Look at Rudy Giuliani, NYC police, mayoral comtrol of schools, debunked race theory such as the Bell Curve, and you will be able to connect the dots.
Giuliani is a huge proponent of Broken Windows theory, school reform, and racial profiling. It was only natural for all this evil quackery to converge on inner city school children under the guise of reform.
the whole situation makes me throw up in my mouth.
In my experience, public schools are the final resting place for all kinds of discredited theories and policies, in the same way that obsolete technologies get dumped there. They gotta go somewhere.
There’s a reason KIPP is also known as the KIds In Prison Program.
Broken windows because these schools are run just like a boot camp: “a disciplinary facility or program in which young offenders are forced to participate in a rigidly structured routine.” Students are guilty from the get go for being children and teens. Teachers are like drill sergeants delivering so called tough love and in accordance with “the strict father” theory of raising kids, so named by George Lakoff. https://en.wikipedia.org/wiki/Strict_father_model
They are guilty of being children of a certain skin color, not just children. What white parents would tolerate their children being put through pre-prison training in elementary school? Few indeed.
And we shouldn’t forget the teachers who buy into this s!@#%t as well.
How is this not child abuse?
It obviously is child abuse. It’s disgusting and really old thinking; pre-Pestalozzi.
I was in the NYC Teaching Fellows 5 week “training” with Emily. ( a group of uis spent about 7 hours a day learning, debating, arguing, crying, and laughing) She’s been a smart, articulate, dedicicated educator from day 1. It pleases me to see her get a larger audience, her voice must be heard.
As a high school science teacher, I find the part where only students who scored well on the test were allowed to get lessons in science and social studies to be very disturbing. Those are core subjects, in addition to being very important for students to know about, not to mention engaging for students. What does it say that so many students simply don’t get access to them?
Actually, who am I kidding? The part where students don’t get a chance to talk (except to respond to the teacher in a few words) from when they enter school until lunch is far worse. Are we literally preparing kids for prison?
A child only has one second grade (or any grade) – school should be a great place to be – full of exciting activities, exploration, creativity and curiosity. Shame on those who would make it otherwise.
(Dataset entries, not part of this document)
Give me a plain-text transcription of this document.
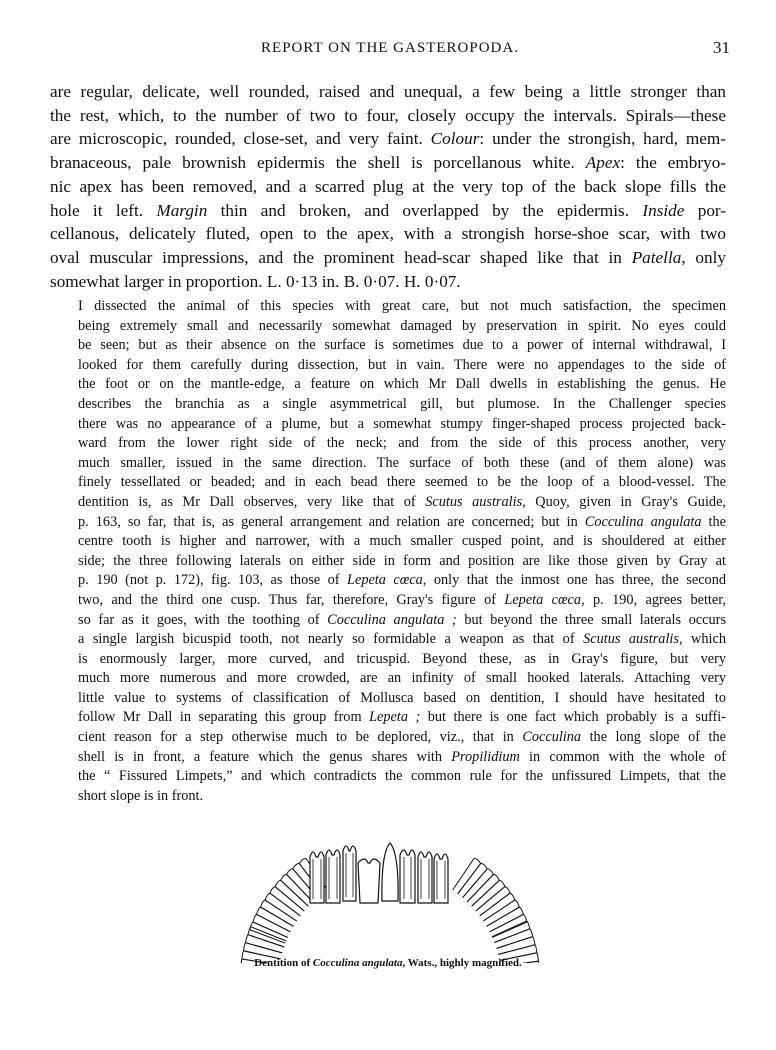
REPORT ON THE GASTEROPODA.	31

are regular, delicate, well rounded, raised and unequal, a few being a little stronger than
the rest, which, to the number of two to four, closely occupy the intervals. Spirals—these
are microscopic, rounded, close-set, and very faint. Colour: under the strongish, hard, mem-
branaceous, pale brownish epidermis the shell is porcellanous white. Apex: the embryo-
nic apex has been removed, and a scarred plug at the very top of the back slope fills the
hole it left. Margin thin and broken, and overlapped by the epidermis. Inside por-
cellanous, delicately fluted, open to the apex, with a strongish horse-shoe scar, with two
oval muscular impressions, and the prominent head-scar shaped like that in Patella, only
somewhat larger in proportion. L. 0·13 in. B. 0·07. H. 0·07.

I dissected the animal of this species with great care, but not much satisfaction, the specimen
being extremely small and necessarily somewhat damaged by preservation in spirit. No eyes could
be seen; but as their absence on the surface is sometimes due to a power of internal withdrawal, I
looked for them carefully during dissection, but in vain. There were no appendages to the side of
the foot or on the mantle-edge, a feature on which Mr Dall dwells in establishing the genus. He
describes the branchia as a single asymmetrical gill, but plumose. In the Challenger species
there was no appearance of a plume, but a somewhat stumpy finger-shaped process projected back-
ward from the lower right side of the neck; and from the side of this process another, very
much smaller, issued in the same direction. The surface of both these (and of them alone) was
finely tessellated or beaded; and in each bead there seemed to be the loop of a blood-vessel. The
dentition is, as Mr Dall observes, very like that of Scutus australis, Quoy, given in Gray's Guide,
p. 163, so far, that is, as general arrangement and relation are concerned; but in Cocculina angulata the
centre tooth is higher and narrower, with a much smaller cusped point, and is shouldered at either
side; the three following laterals on either side in form and position are like those given by Gray at
p. 190 (not p. 172), fig. 103, as those of Lepeta cœca, only that the inmost one has three, the second
two, and the third one cusp. Thus far, therefore, Gray's figure of Lepeta cœca, p. 190, agrees better,
so far as it goes, with the toothing of Cocculina angulata ; but beyond the three small laterals occurs
a single largish bicuspid tooth, not nearly so formidable a weapon as that of Scutus australis, which
is enormously larger, more curved, and tricuspid. Beyond these, as in Gray's figure, but very
much more numerous and more crowded, are an infinity of small hooked laterals. Attaching very
little value to systems of classification of Mollusca based on dentition, I should have hesitated to
follow Mr Dall in separating this group from Lepeta ; but there is one fact which probably is a suffi-
cient reason for a step otherwise much to be deplored, viz., that in Cocculina the long slope of the
shell is in front, a feature which the genus shares with Propilidium in common with the whole of
the “ Fissured Limpets,” and which contradicts the common rule for the unfissured Limpets, that the
short slope is in front.

Dentition of Cocculina angulata, Wats., highly magnified.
A child only has one third grade (or any grade) – school should be a great place to be – full of exciting activities, exploration, creativity and curiosity. Shame on those who would make it otherwise.
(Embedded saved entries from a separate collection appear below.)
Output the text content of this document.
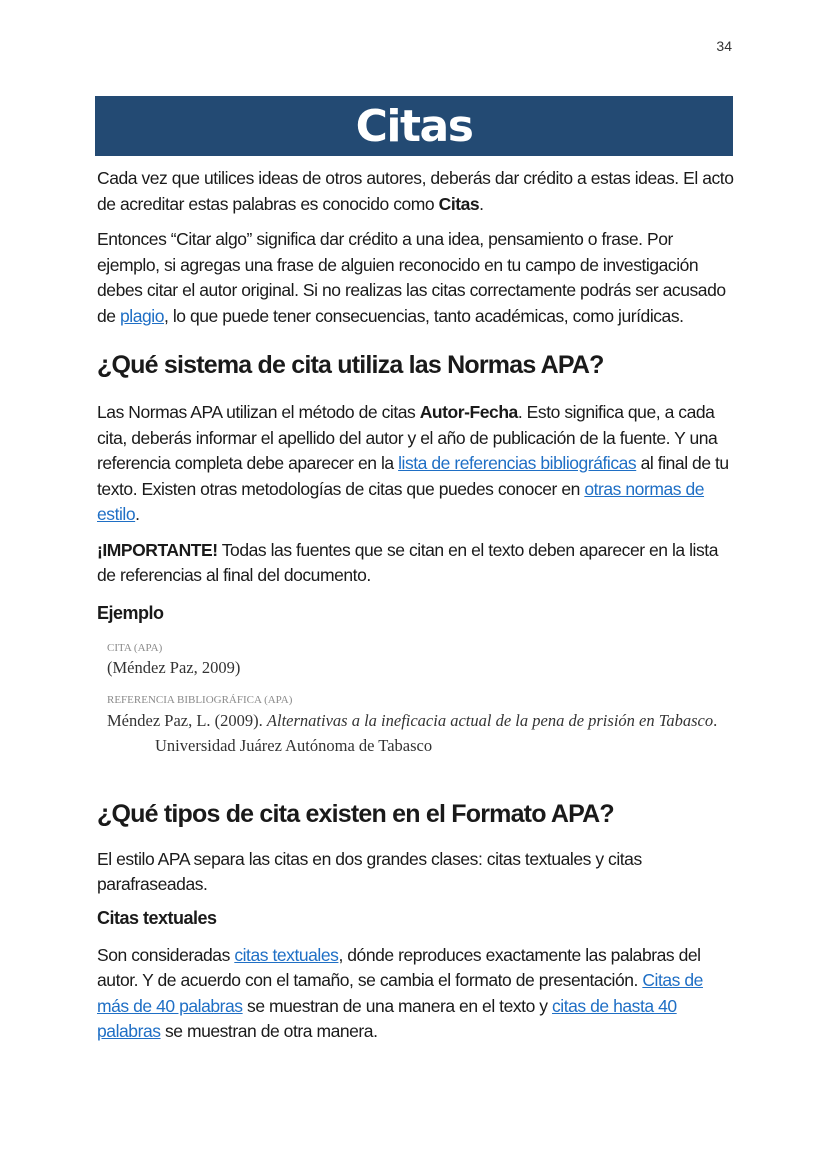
34
Citas

Cada vez que utilices ideas de otros autores, deberás dar crédito a estas ideas. El acto de acreditar estas palabras es conocido como Citas.

Entonces “Citar algo” significa dar crédito a una idea, pensamiento o frase. Por ejemplo, si agregas una frase de alguien reconocido en tu campo de investigación debes citar el autor original. Si no realizas las citas correctamente podrás ser acusado de plagio, lo que puede tener consecuencias, tanto académicas, como jurídicas.

¿Qué sistema de cita utiliza las Normas APA?

Las Normas APA utilizan el método de citas Autor-Fecha. Esto significa que, a cada cita, deberás informar el apellido del autor y el año de publicación de la fuente. Y una referencia completa debe aparecer en la lista de referencias bibliográficas al final de tu texto. Existen otras metodologías de citas que puedes conocer en otras normas de estilo.

¡IMPORTANTE! Todas las fuentes que se citan en el texto deben aparecer en la lista de referencias al final del documento.

Ejemplo
CITA (APA)
(Méndez Paz, 2009)
REFERENCIA BIBLIOGRÁFICA (APA)
Méndez Paz, L. (2009). Alternativas a la ineficacia actual de la pena de prisión en Tabasco. Universidad Juárez Autónoma de Tabasco
¿Qué tipos de cita existen en el Formato APA?

El estilo APA separa las citas en dos grandes clases: citas textuales y citas parafraseadas.

Citas textuales

Son consideradas citas textuales, dónde reproduces exactamente las palabras del autor. Y de acuerdo con el tamaño, se cambia el formato de presentación. Citas de más de 40 palabras se muestran de una manera en el texto y citas de hasta 40 palabras se muestran de otra manera.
did not mean to post twice but she was talking about third grade so I tried to correct it- can you erase a post after you post it or no ?.
Reminds me of a few movies I’ve seen. Matilda comes to mind. The difference in the way the disciplinarian principal and how Miss Honey had to hide all the fun stuff. Roald Dahl tended to write books with intention and moral. You see how that one came out. Miss Honey and they had to build a new school because nobody wanted to leave.